Como empresas brasileiras disputam talentos em IA oferecendo salário acima do mercado, participação e flexibilidade
Profissionais de inteligência artificial passaram a ser alvo constante de recrutadores, e empresas mudam regras para retê‑los.
O que está acontecendo
A adoção acelerada da inteligência artificial desde o lançamento do ChatGPT, em 2022, elevou de forma abrupta a demanda por engenheiros de IA. No Brasil, essa procura se traduziu em ofertas mais generosas e em novas estratégias de atração.
Luís Henrique Martins, engenheiro sênior de IA da Vox Radar, relata que não está procurando emprego, mas recebe contatos frequentes: “São dezenas mensalmente, com excelentes oportunidades”.
Empresas brasileiras — de grandes nomes como iFood e Cloudwalk a startups — têm oferecido salários acima da média, benefícios turbinados e, em alguns casos, participação societária, como ele mesmo lembra: “Esse foi um outro atrativo que me ofereceram, uma fatia de empresa, o que me garante todos os benefícios da sociedade.
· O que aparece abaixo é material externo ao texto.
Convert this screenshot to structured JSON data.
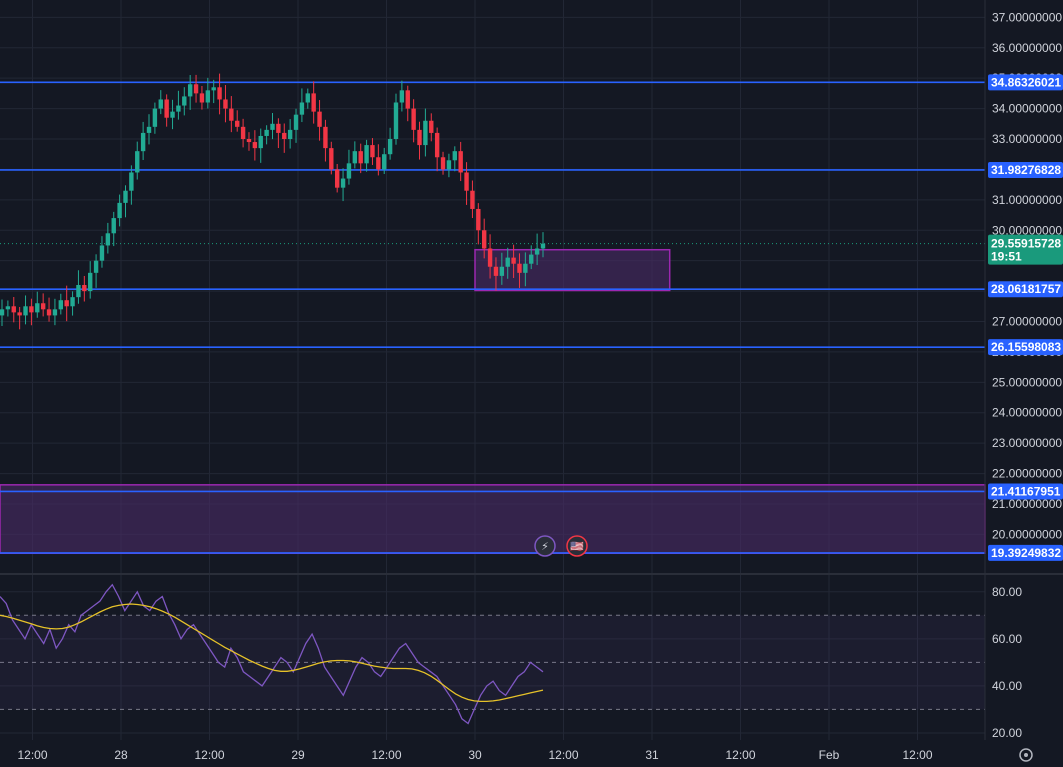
{
  "colors": {
    "background": "#141823",
    "grid": "#222735",
    "up": "#22ab94",
    "down": "#f23645",
    "level_line": "#2962ff",
    "level_tag": "#2962ff",
    "current_tag": "#1a9a7c",
    "zone_fill": "#4a2c66",
    "zone_border": "#9c27b0",
    "rsi_line": "#7e57c2",
    "rsi_ma": "#e6c229",
    "text": "#d1d4dc"
  },
  "chart_data": [
    {
      "type": "candlestick",
      "title": "",
      "ylim": [
        18.83,
        37.57
      ],
      "y_ticks": [
        "37.00000000",
        "36.00000000",
        "35.00000000",
        "34.00000000",
        "33.00000000",
        "32.00000000",
        "31.00000000",
        "30.00000000",
        "29.00000000",
        "28.00000000",
        "27.00000000",
        "26.00000000",
        "25.00000000",
        "24.00000000",
        "23.00000000",
        "22.00000000",
        "21.00000000",
        "20.00000000"
      ],
      "x_ticks": [
        "12:00",
        "28",
        "12:00",
        "29",
        "12:00",
        "30",
        "12:00",
        "31",
        "12:00",
        "Feb",
        "12:00"
      ],
      "grid": true,
      "level_lines": [
        {
          "value": 34.86326021,
          "label": "34.86326021"
        },
        {
          "value": 31.98276828,
          "label": "31.98276828"
        },
        {
          "value": 28.06181757,
          "label": "28.06181757"
        },
        {
          "value": 26.15598083,
          "label": "26.15598083"
        },
        {
          "value": 21.41167951,
          "label": "21.41167951"
        },
        {
          "value": 19.39249832,
          "label": "19.39249832"
        }
      ],
      "current_price": {
        "label": "29.55915728",
        "countdown": "19:51",
        "value": 29.559
      },
      "zones": [
        {
          "name": "demand-zone",
          "y_from": 28.02,
          "y_to": 29.36,
          "x_from": 30.0,
          "x_to": 31.1
        },
        {
          "name": "lower-zone",
          "y_from": 19.38,
          "y_to": 21.63,
          "x_from": 26.6,
          "x_to": 33.5
        }
      ],
      "closes": [
        27.4,
        27.5,
        27.3,
        27.2,
        27.5,
        27.3,
        27.6,
        27.4,
        27.2,
        27.4,
        27.7,
        27.5,
        27.8,
        28.2,
        28.0,
        28.6,
        29.0,
        29.5,
        29.9,
        30.4,
        30.9,
        31.3,
        31.9,
        32.6,
        33.2,
        33.4,
        34.0,
        34.3,
        33.7,
        33.9,
        34.1,
        34.4,
        34.8,
        34.5,
        34.2,
        34.6,
        34.7,
        34.3,
        34.0,
        33.6,
        33.4,
        33.0,
        32.9,
        32.7,
        33.1,
        33.3,
        33.5,
        33.2,
        33.0,
        33.3,
        33.8,
        34.2,
        34.5,
        33.9,
        33.4,
        32.7,
        32.0,
        31.4,
        31.7,
        32.2,
        32.6,
        32.2,
        32.8,
        32.4,
        32.0,
        32.5,
        33.0,
        34.2,
        34.6,
        34.0,
        33.3,
        32.8,
        33.6,
        33.2,
        32.4,
        32.0,
        32.3,
        32.6,
        31.9,
        31.3,
        30.7,
        30.0,
        29.4,
        28.8,
        28.5,
        28.8,
        29.1,
        28.9,
        28.6,
        28.9,
        29.2,
        29.4,
        29.56
      ],
      "rsi": {
        "ylim": [
          17,
          85
        ],
        "ticks": [
          "80.00",
          "60.00",
          "40.00",
          "20.00"
        ],
        "bands": [
          70,
          50,
          30
        ],
        "values": [
          78,
          75,
          68,
          64,
          60,
          66,
          62,
          58,
          64,
          56,
          60,
          66,
          63,
          70,
          72,
          74,
          76,
          80,
          83,
          78,
          72,
          76,
          80,
          74,
          72,
          76,
          78,
          71,
          66,
          60,
          64,
          66,
          62,
          58,
          54,
          50,
          48,
          56,
          52,
          46,
          44,
          42,
          40,
          44,
          48,
          52,
          50,
          46,
          52,
          58,
          62,
          56,
          48,
          44,
          40,
          36,
          42,
          48,
          52,
          50,
          46,
          44,
          48,
          52,
          56,
          58,
          54,
          50,
          48,
          46,
          44,
          40,
          36,
          32,
          26,
          24,
          30,
          36,
          40,
          42,
          38,
          36,
          40,
          44,
          46,
          50,
          48,
          46
        ],
        "ma": [
          70,
          69.5,
          68.8,
          68,
          67.2,
          66.4,
          65.5,
          64.8,
          64.4,
          64.2,
          64.4,
          65,
          66,
          67.2,
          68.6,
          70,
          71.4,
          72.6,
          73.6,
          74.2,
          74.6,
          74.8,
          74.6,
          74.2,
          73.6,
          72.8,
          71.8,
          70.6,
          69.2,
          67.6,
          66,
          64.4,
          62.8,
          61.2,
          59.6,
          58,
          56.4,
          55,
          53.6,
          52.2,
          50.8,
          49.6,
          48.4,
          47.4,
          46.6,
          46.2,
          46.2,
          46.6,
          47.2,
          48,
          48.8,
          49.6,
          50.2,
          50.6,
          50.8,
          50.8,
          50.6,
          50.2,
          49.6,
          49,
          48.4,
          48,
          47.6,
          47.4,
          47.4,
          47.4,
          47.2,
          46.6,
          45.6,
          44.2,
          42.4,
          40.4,
          38.4,
          36.6,
          35.2,
          34.2,
          33.6,
          33.4,
          33.4,
          33.6,
          34,
          34.6,
          35.2,
          35.8,
          36.4,
          37,
          37.6,
          38.2
        ]
      }
    }
  ],
  "badges": [
    {
      "name": "lightning-icon",
      "glyph": "⚡"
    },
    {
      "name": "us-flag-icon",
      "glyph": "🇺🇸"
    }
  ],
  "settings_icon": "gear-icon"
}
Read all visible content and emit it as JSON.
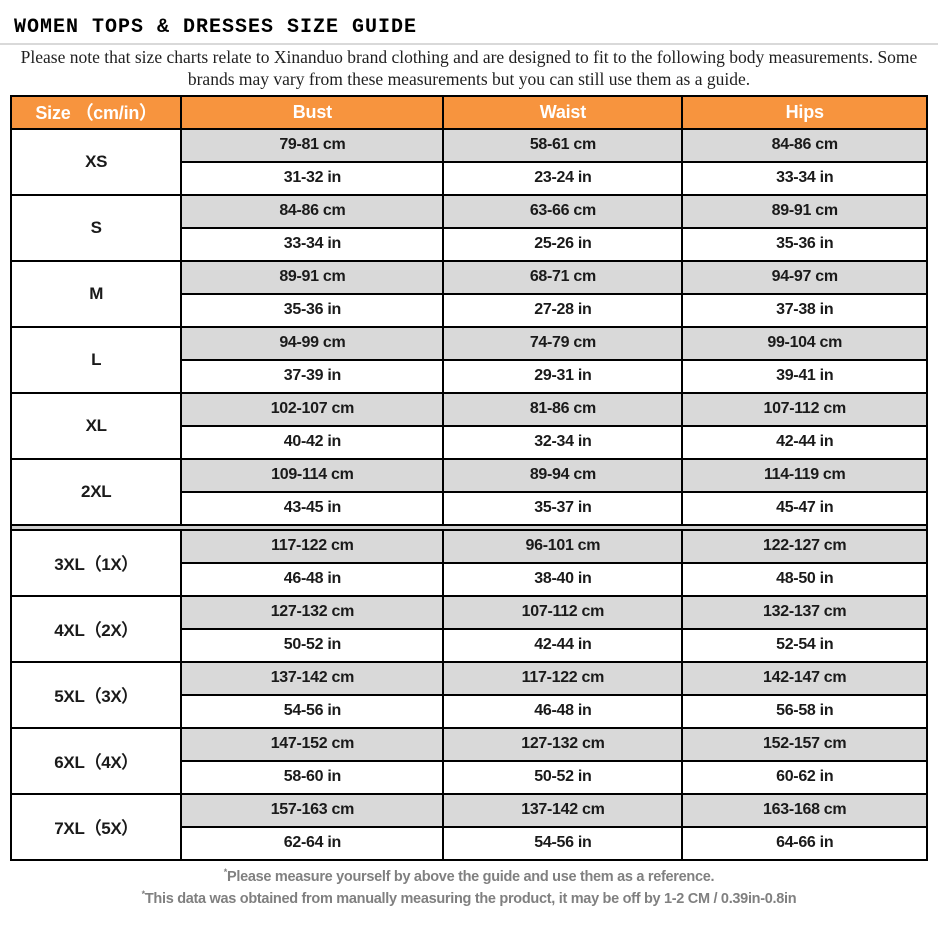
{
  "page": {
    "title": "WOMEN TOPS & DRESSES SIZE GUIDE",
    "subtitle": "Please note that size charts relate to  Xinanduo brand clothing and are designed to fit to the following body measurements. Some brands may vary from these measurements but you can still use them as a guide."
  },
  "colors": {
    "header_orange": "#f7943e",
    "row_gray": "#d9d9d9",
    "footnote_gray": "#808080",
    "border_black": "#000000"
  },
  "table": {
    "columns": [
      "Size （cm/in）",
      "Bust",
      "Waist",
      "Hips"
    ],
    "divider_after_index": 5,
    "rows": [
      {
        "size": "XS",
        "bust_cm": "79-81 cm",
        "waist_cm": "58-61 cm",
        "hips_cm": "84-86 cm",
        "bust_in": "31-32 in",
        "waist_in": "23-24 in",
        "hips_in": "33-34 in"
      },
      {
        "size": "S",
        "bust_cm": "84-86 cm",
        "waist_cm": "63-66 cm",
        "hips_cm": "89-91 cm",
        "bust_in": "33-34 in",
        "waist_in": "25-26 in",
        "hips_in": "35-36 in"
      },
      {
        "size": "M",
        "bust_cm": "89-91 cm",
        "waist_cm": "68-71 cm",
        "hips_cm": "94-97 cm",
        "bust_in": "35-36 in",
        "waist_in": "27-28 in",
        "hips_in": "37-38 in"
      },
      {
        "size": "L",
        "bust_cm": "94-99 cm",
        "waist_cm": "74-79 cm",
        "hips_cm": "99-104 cm",
        "bust_in": "37-39 in",
        "waist_in": "29-31 in",
        "hips_in": "39-41 in"
      },
      {
        "size": "XL",
        "bust_cm": "102-107 cm",
        "waist_cm": "81-86 cm",
        "hips_cm": "107-112 cm",
        "bust_in": "40-42 in",
        "waist_in": "32-34 in",
        "hips_in": "42-44 in"
      },
      {
        "size": "2XL",
        "bust_cm": "109-114 cm",
        "waist_cm": "89-94 cm",
        "hips_cm": "114-119 cm",
        "bust_in": "43-45 in",
        "waist_in": "35-37 in",
        "hips_in": "45-47 in"
      },
      {
        "size": "3XL（1X）",
        "bust_cm": "117-122 cm",
        "waist_cm": "96-101 cm",
        "hips_cm": "122-127 cm",
        "bust_in": "46-48 in",
        "waist_in": "38-40 in",
        "hips_in": "48-50 in"
      },
      {
        "size": "4XL（2X）",
        "bust_cm": "127-132 cm",
        "waist_cm": "107-112 cm",
        "hips_cm": "132-137 cm",
        "bust_in": "50-52 in",
        "waist_in": "42-44 in",
        "hips_in": "52-54 in"
      },
      {
        "size": "5XL（3X）",
        "bust_cm": "137-142 cm",
        "waist_cm": "117-122 cm",
        "hips_cm": "142-147 cm",
        "bust_in": "54-56 in",
        "waist_in": "46-48 in",
        "hips_in": "56-58 in"
      },
      {
        "size": "6XL（4X）",
        "bust_cm": "147-152 cm",
        "waist_cm": "127-132 cm",
        "hips_cm": "152-157 cm",
        "bust_in": "58-60 in",
        "waist_in": "50-52 in",
        "hips_in": "60-62 in"
      },
      {
        "size": "7XL（5X）",
        "bust_cm": "157-163 cm",
        "waist_cm": "137-142 cm",
        "hips_cm": "163-168 cm",
        "bust_in": "62-64 in",
        "waist_in": "54-56 in",
        "hips_in": "64-66 in"
      }
    ]
  },
  "footnotes": [
    {
      "marker": "*",
      "text": "Please measure yourself by above the guide and use them as a reference."
    },
    {
      "marker": "*",
      "text": "This data was obtained from manually measuring the product, it may be off by 1-2 CM / 0.39in-0.8in"
    }
  ]
}
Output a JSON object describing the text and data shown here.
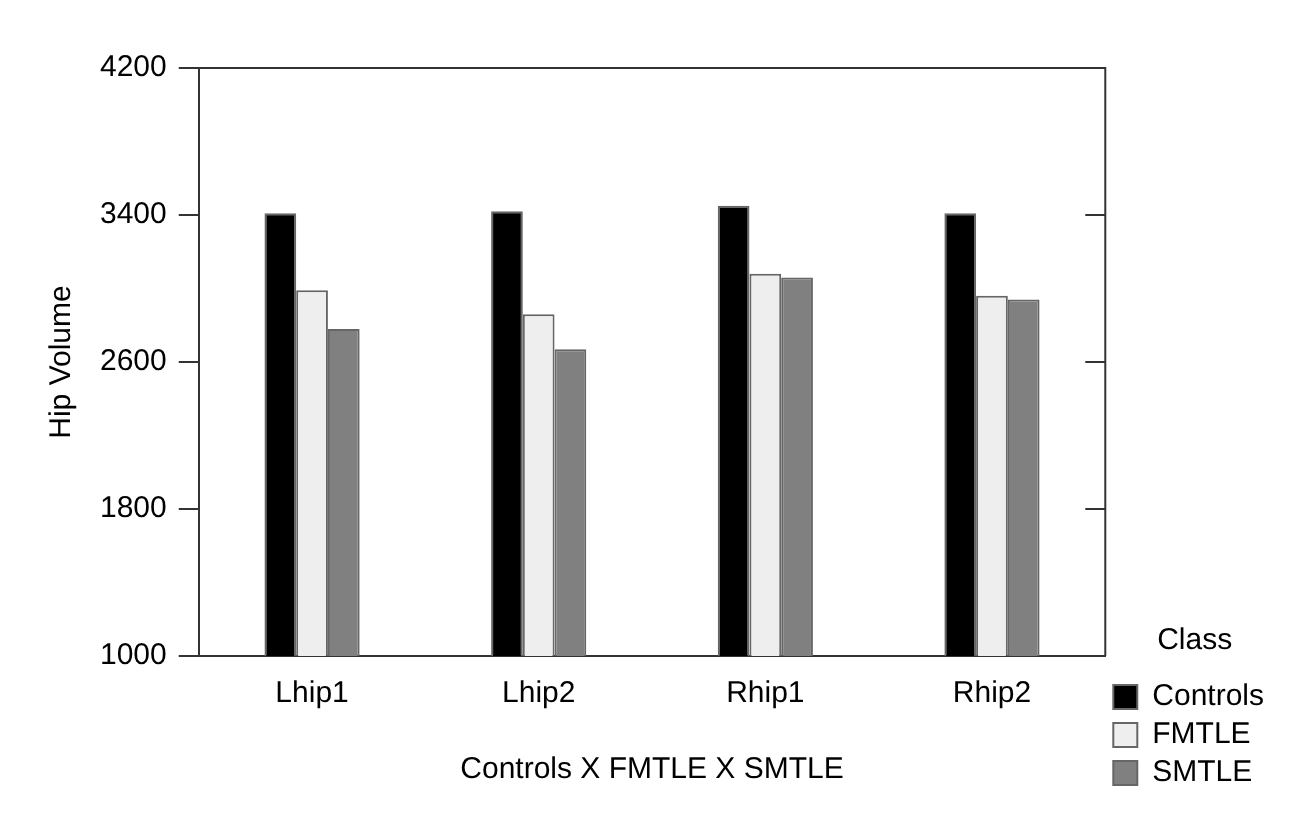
{
  "chart_data": {
    "type": "bar",
    "xlabel": "Controls X FMTLE X SMTLE",
    "ylabel": "Hip Volume",
    "legend_title": "Class",
    "categories": [
      "Lhip1",
      "Lhip2",
      "Rhip1",
      "Rhip2"
    ],
    "series": [
      {
        "name": "Controls",
        "color": "#000000",
        "values": [
          3410,
          3420,
          3450,
          3410
        ]
      },
      {
        "name": "FMTLE",
        "color": "#eeeeee",
        "values": [
          2990,
          2860,
          3080,
          2960
        ]
      },
      {
        "name": "SMTLE",
        "color": "#808080",
        "values": [
          2780,
          2670,
          3060,
          2940
        ]
      }
    ],
    "ylim": [
      1000,
      4200
    ],
    "yticks": [
      1000,
      1800,
      2600,
      3400,
      4200
    ],
    "grid": false,
    "legend": "right"
  }
}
Mas essas opções são mais raras”.
Como as empresas tentam atrair
As táticas vão além do salário. Recrutadores e gestores citam três frentes principais: remuneração competitiva, flexibilização da presença no escritório e programas de desenvolvimento interno.
Jonathan Yung, recrutador com 20 anos de experiência, resume a dificuldade: “Está muito difícil achar engenheiro de IA. Primeiro, você aborda. Poucos respondem. Os que respondem já estão em mais uma ou outras duas vagas”. Ele acrescenta que algumas contratações chegam a ter remuneração comparável à de cargos executivos: “Você pode dizer que isso é uma bolha, correto. Mas as empresas estão dispostas a pagar”.
Além disso, há forte competição com empresas estrangeiras que contratam no Brasil, atraindo talentos com salário em dólar e regime remoto. A possibilidade de ganhar em dólar aparece em cerca de uma a cada quatro propostas recebidas por Martins.
Exemplos práticos e políticas internas
Companhias brasileiras também apostam em formação interna. No iFood, 3 mil dos 8 mil funcionários estão na área de tecnologia, e a empresa destina grande parte do orçamento de capacitação para IA, segundo Raphael Bozza, vice‑presidente de pessoas.
A Cloudwalk (InfinitePay) optou por um modelo de “aprender fazendo” e elevou o salário de entrada para R$ 7 mil, chegando a R$ 10 mil com benefícios na contratação CLT, conforme Gabriel Bernal, responsável por um time de engenharia que desenvolveu chatbots a partir de ferramentas públicas e experimentação interna.
Ao mesmo tempo, a escassez de mão de obra qualificada tem levado empresas a contratar perfis mais jovens e investir no desenvolvimento: “Ou vai pagar um salário bem alto para uma pessoa mais robusta ou vai dar oportunidade para quem tem interesse e a prática pessoal e desenvolver essa pessoa”, diz a recrutadora Vanessa Cobas.
Impactos na rotina dos profissionais
O mercado aquecido também amplia jornadas e sobreposição de empregos. Robson Júnior, contratado por uma empresa de comunicação enquanto já estava em CLT, decidiu acumular ambos os trabalhos e hoje tem jornada das 7h às 20h, prestando serviços remotos às duas companhias.
Processos seletivos para as posições mais cobiçadas tendem a ser longos e exigentes. Martins alerta que são “longos, com cinco ou mais fases, o que requer muito estudo e dedicação”.
Para profissionais com inglês e capacidade de atuar remotamente, oportunidades em dólar são frequentes; para empresas nacionais, a alternativa tem sido oferecer propósito, participação e melhoria na qualidade de vida, itens que pesam nas decisões de quem recebe várias propostas.
Há ainda a consequência sistêmica: a valorização de especialistas sêniores tende a inflacionar parâmetros salariais do setor, beneficiando também quem está em níveis mais juniores, à medida que empresas optam por capacitação interna em vez de pagar prêmios altos por experiência.
Conexão bíblica breve: numa referência ao princípio cristão do trabalho responsável, lembramos Colossenses 3:23 — “Tudo o que fizerdes, fazei-o de coração” —, uma chamada à integridade num mercado que oferece ganhos rápidos e escolhas profissionais complexas.
Em suma, a disputa por talentos em IA no Brasil virou um campo de negociação onde remuneração, participação societária, flexibilidade e propósito se combinam. A dinâmica expõe tensões sobre jornada, formação e sustentabilidade das práticas de contratação — e coloca profissionais e empresas diante de decisões que vão além do salário.